My husband and I talk about those days sometimes. It’s hard to believe we made it through with any resemblance of sanity. Where did that inner strength come from? But, like soldiers during war, you don’t think about what you have to do while you’re doing it, you don’t think about what you’re going through or the potential dangers, you just do it.

What no one prepares you for is the flood of emotion that hits you when it’s over. When you’re finally able to let the months of emotion that you’ve been suppressing hit you along with the fears that you couldn’t allow yourself to imagine because they would have prohibited you from functioning. Mine began hitting me the minute we stepped out of the NICU with our baby, his oxygen tank, and car seat. All I could think about was the fact that my son had been born for four months and hadn’t been outside of the hospital before. I’m still not sure why but the fact that he was just seeing the light of day at four months hurt me to my core.  I cried tears of joy and sorrow the whole way home. Why me? Why my child. And then the guilt that came along with asking those questions because at least I was able to bring my child home. During our four month stay we’d seen some babies and parents who weren’t so fortunate.

Get over it? One day… maybe. But in my heart of hearts I don’t believe it’s possible. Some things just don’t leave you. It will always be a scar tender to the touch. I’ll forget about it for a while and then every once in a while something will brush up against my memory and I’ll wince in pain. It’s a piece of my journey, my families journey and it makes us the unique, loving and grateful family that we are.

5 Replies to “NICU Trauma”

  1. Our journeys seem very similar in nature, even down to the still incomplete nursery and baby shower thing. My girlfriends didn’t want to pressure me so they went through my husband to get it planned. 🙂 There is an increasing amount of work being done to educate healthcare professionals about the psychological challenges preemie parents face both during and after the NICU. My organization participated in a conference with NICU nurse practioners in Ft. Worth just yesterday. You have a beautiful voice for this community. Keep up the good work. I will definitely point other DFW moms to your blog.

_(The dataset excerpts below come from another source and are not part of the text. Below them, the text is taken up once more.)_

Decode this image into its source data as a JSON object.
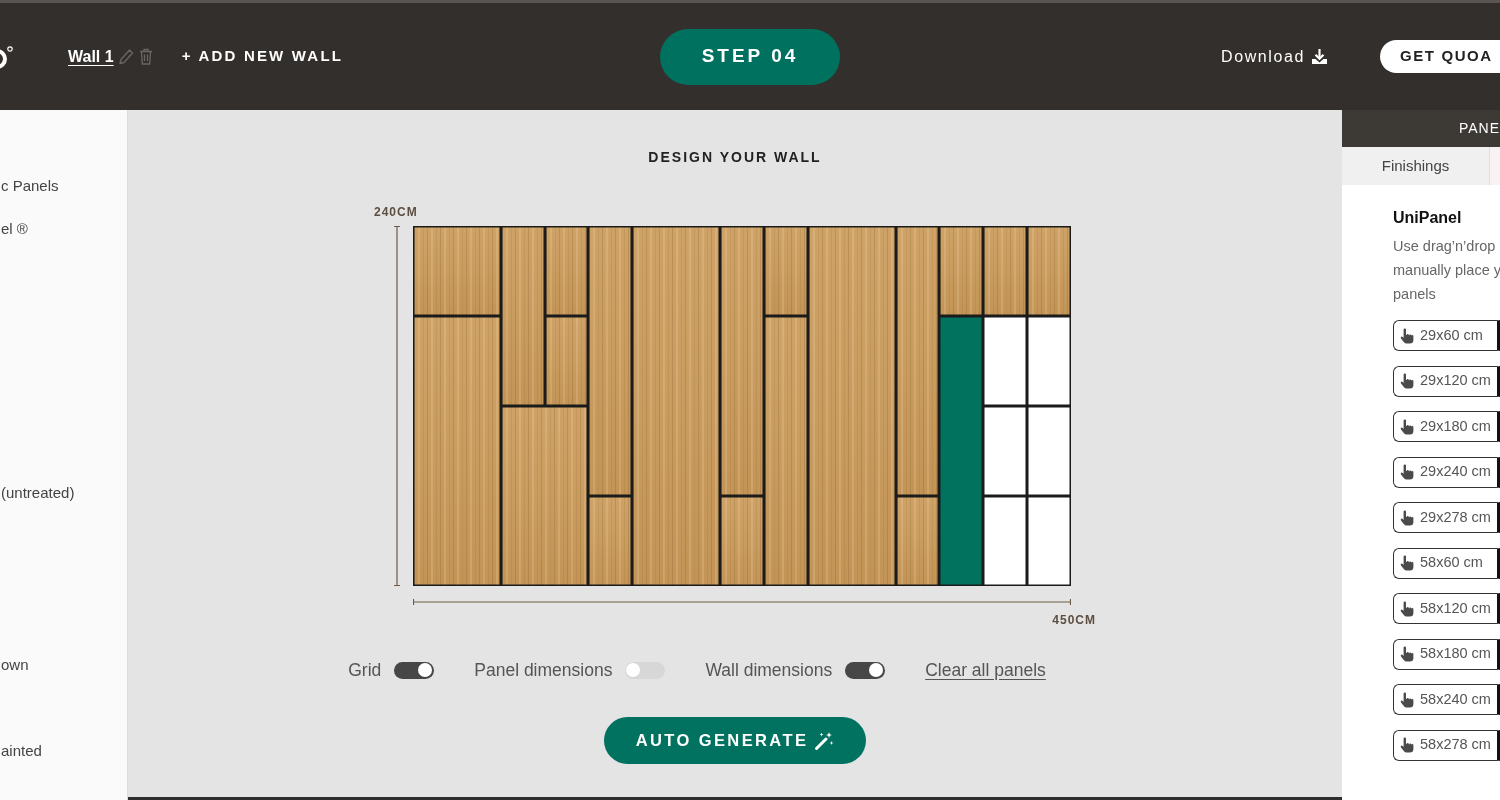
{
  "header": {
    "wall_tab": {
      "label": "Wall 1"
    },
    "add_wall": {
      "label": "+ ADD NEW WALL"
    },
    "step": {
      "label": "STEP 04"
    },
    "download": {
      "label": "Download"
    },
    "quote_button": {
      "label": "GET QUOA"
    }
  },
  "sidebar": {
    "items": [
      {
        "label": "c Panels"
      },
      {
        "label": "el ®"
      },
      {
        "label": "(untreated)"
      },
      {
        "label": "own"
      },
      {
        "label": "ainted"
      }
    ]
  },
  "designer": {
    "title": "DESIGN YOUR WALL",
    "wall_height": "240CM",
    "wall_width": "450CM",
    "panels": [
      {
        "kind": "wood"
      },
      {
        "kind": "wood"
      },
      {
        "kind": "wood"
      },
      {
        "kind": "wood"
      },
      {
        "kind": "wood"
      },
      {
        "kind": "wood"
      },
      {
        "kind": "wood"
      },
      {
        "kind": "wood"
      },
      {
        "kind": "wood"
      },
      {
        "kind": "wood"
      },
      {
        "kind": "wood"
      },
      {
        "kind": "wood"
      },
      {
        "kind": "wood"
      },
      {
        "kind": "wood"
      },
      {
        "kind": "wood"
      },
      {
        "kind": "wood"
      },
      {
        "kind": "wood"
      },
      {
        "kind": "highlighted"
      },
      {
        "kind": "wood"
      },
      {
        "kind": "empty"
      },
      {
        "kind": "empty"
      },
      {
        "kind": "empty"
      },
      {
        "kind": "wood"
      },
      {
        "kind": "empty"
      },
      {
        "kind": "empty"
      },
      {
        "kind": "empty"
      }
    ],
    "grid_toggle": {
      "label": "Grid",
      "on": true
    },
    "panel_dimensions_toggle": {
      "label": "Panel dimensions",
      "on": false
    },
    "wall_dimensions_toggle": {
      "label": "Wall dimensions",
      "on": true
    },
    "clear_link": {
      "label": "Clear all panels"
    },
    "auto_generate": {
      "label": "AUTO GENERATE"
    }
  },
  "panel_library": {
    "header": "PANE",
    "tabs": [
      {
        "label": "Finishings",
        "selected": false
      }
    ],
    "title": "UniPanel",
    "description": "Use drag’n’drop\nmanually place y\npanels",
    "sizes": [
      "29x60 cm",
      "29x120 cm",
      "29x180 cm",
      "29x240 cm",
      "29x278 cm",
      "58x60 cm",
      "58x120 cm",
      "58x180 cm",
      "58x240 cm",
      "58x278 cm"
    ]
  }
}
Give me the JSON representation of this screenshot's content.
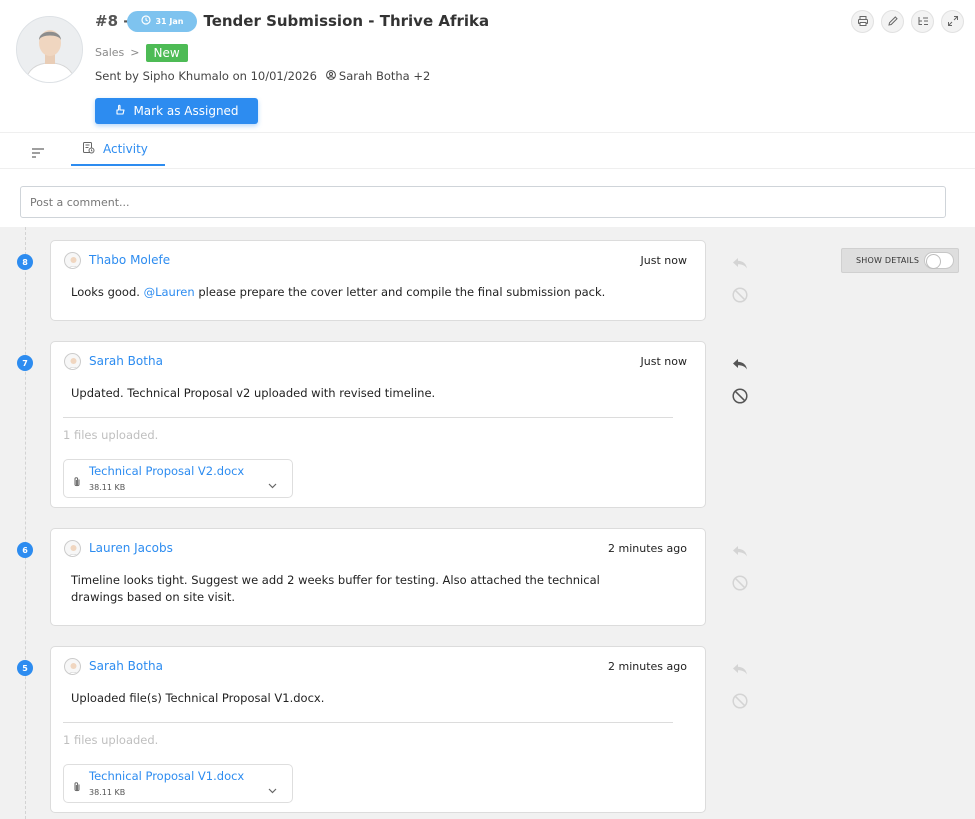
{
  "ticket": {
    "number": "#8 -",
    "date_pill": "31 Jan",
    "title": "Tender Submission - Thrive Afrika",
    "breadcrumb": "Sales",
    "breadcrumb_separator": ">",
    "status": "New",
    "status_color": "#4dbb55",
    "sent_by": "Sent by Sipho Khumalo on 10/01/2026",
    "assignees": "Sarah Botha +2",
    "assign_button": "Mark as Assigned"
  },
  "header_actions": [
    "printer-icon",
    "pencil-icon",
    "checklist-icon",
    "expand-icon"
  ],
  "tabs": {
    "filter_icon": "sort-lines-icon",
    "activity_label": "Activity"
  },
  "comment": {
    "placeholder": "Post a comment..."
  },
  "show_details": {
    "label": "SHOW DETAILS",
    "enabled": false
  },
  "feed": [
    {
      "step": "8",
      "author": "Thabo Molefe",
      "time": "Just now",
      "text_before": "Looks good.",
      "mention": "@Lauren",
      "text_after": "please prepare the cover letter and compile the final submission pack.",
      "actions_enabled": false
    },
    {
      "step": "7",
      "author": "Sarah Botha",
      "time": "Just now",
      "text": "Updated. Technical Proposal v2 uploaded with revised timeline.",
      "files_label": "1 files uploaded.",
      "file_name": "Technical Proposal V2.docx",
      "file_size": "38.11 KB",
      "actions_enabled": true
    },
    {
      "step": "6",
      "author": "Lauren Jacobs",
      "time": "2 minutes ago",
      "text_line1": "Timeline looks tight. Suggest we add 2 weeks buffer for testing. Also attached the technical",
      "text_line2": "drawings based on site visit.",
      "actions_enabled": false
    },
    {
      "step": "5",
      "author": "Sarah Botha",
      "time": "2 minutes ago",
      "text": "Uploaded file(s) Technical Proposal V1.docx.",
      "files_label": "1 files uploaded.",
      "file_name": "Technical Proposal V1.docx",
      "file_size": "38.11 KB",
      "actions_enabled": false
    }
  ],
  "colors": {
    "accent": "#2d8cf0",
    "date_pill": "#7ec3ef",
    "feed_background": "#f1f1f1"
  }
}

  2. Thank you Tanya, I’d love to hear more about your organization. And thanks in advance for pointing other moms my way. I’m not an expert at all things NICU, I just feel like preemie moms should be a resource to other preemie moms. It’s a rough rollercoaster to ride.

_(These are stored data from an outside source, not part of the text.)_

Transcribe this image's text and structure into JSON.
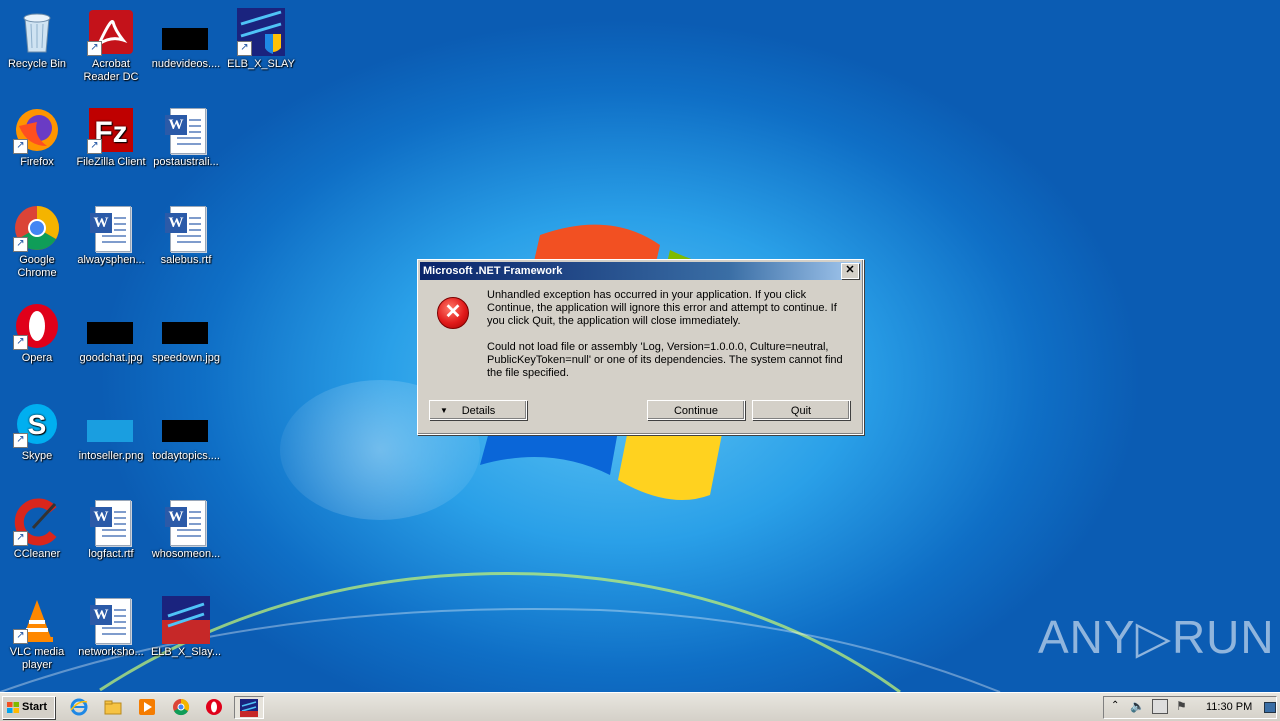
{
  "desktop": {
    "icons": [
      {
        "label": "Recycle Bin"
      },
      {
        "label": "Acrobat Reader DC"
      },
      {
        "label": "nudevideos...."
      },
      {
        "label": "ELB_X_SLAY"
      },
      {
        "label": "Firefox"
      },
      {
        "label": "FileZilla Client"
      },
      {
        "label": "postaustrali..."
      },
      {
        "label": "Google Chrome"
      },
      {
        "label": "alwaysphen..."
      },
      {
        "label": "salebus.rtf"
      },
      {
        "label": "Opera"
      },
      {
        "label": "goodchat.jpg"
      },
      {
        "label": "speedown.jpg"
      },
      {
        "label": "Skype"
      },
      {
        "label": "intoseller.png"
      },
      {
        "label": "todaytopics...."
      },
      {
        "label": "CCleaner"
      },
      {
        "label": "logfact.rtf"
      },
      {
        "label": "whosomeon..."
      },
      {
        "label": "VLC media player"
      },
      {
        "label": "networksho..."
      },
      {
        "label": "ELB_X_Slay..."
      }
    ]
  },
  "dialog": {
    "title": "Microsoft .NET Framework",
    "close_symbol": "✕",
    "message1": "Unhandled exception has occurred in your application. If you click Continue, the application will ignore this error and attempt to continue. If you click Quit, the application will close immediately.",
    "message2": "Could not load file or assembly 'Log, Version=1.0.0.0, Culture=neutral, PublicKeyToken=null' or one of its dependencies. The system cannot find the file specified.",
    "details_label": "Details",
    "continue_label": "Continue",
    "quit_label": "Quit"
  },
  "taskbar": {
    "start_label": "Start",
    "clock": "11:30 PM"
  },
  "watermark": "ANY▷RUN",
  "colors": {
    "title_bar": "#0a246a",
    "error_red": "#e21b1b",
    "dialog_bg": "#d4d0c8"
  }
}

  3. I firmly believe that while you can physically leave the NICU, it never leaves YOU! I recently had a major anxiety attack when I received a phone call that a very dear friend had an emergency delivery at the same hospital where I had given birth to my babies and her babies was in the same NICU. Memories had flooded my emotions with such fierce intensity that it literally took my breath away. It was strange being back in the NICU visiting. While it was familiar and nice that some of the nurses recognized me and I didn’t recognize them; and some I will never forget, it was still a stressful experience for me to be there. Time does heal, but your heart never forgets.

    1. I think that’s the perfect way to put it. Time heals but your heart never forgets. I think we all leave the NICU with a little bit of a scar. Most of us aren’t scarred so much that it limits our function but every once in a while things that most wouldn’t be affected by seem to touch us on a different level.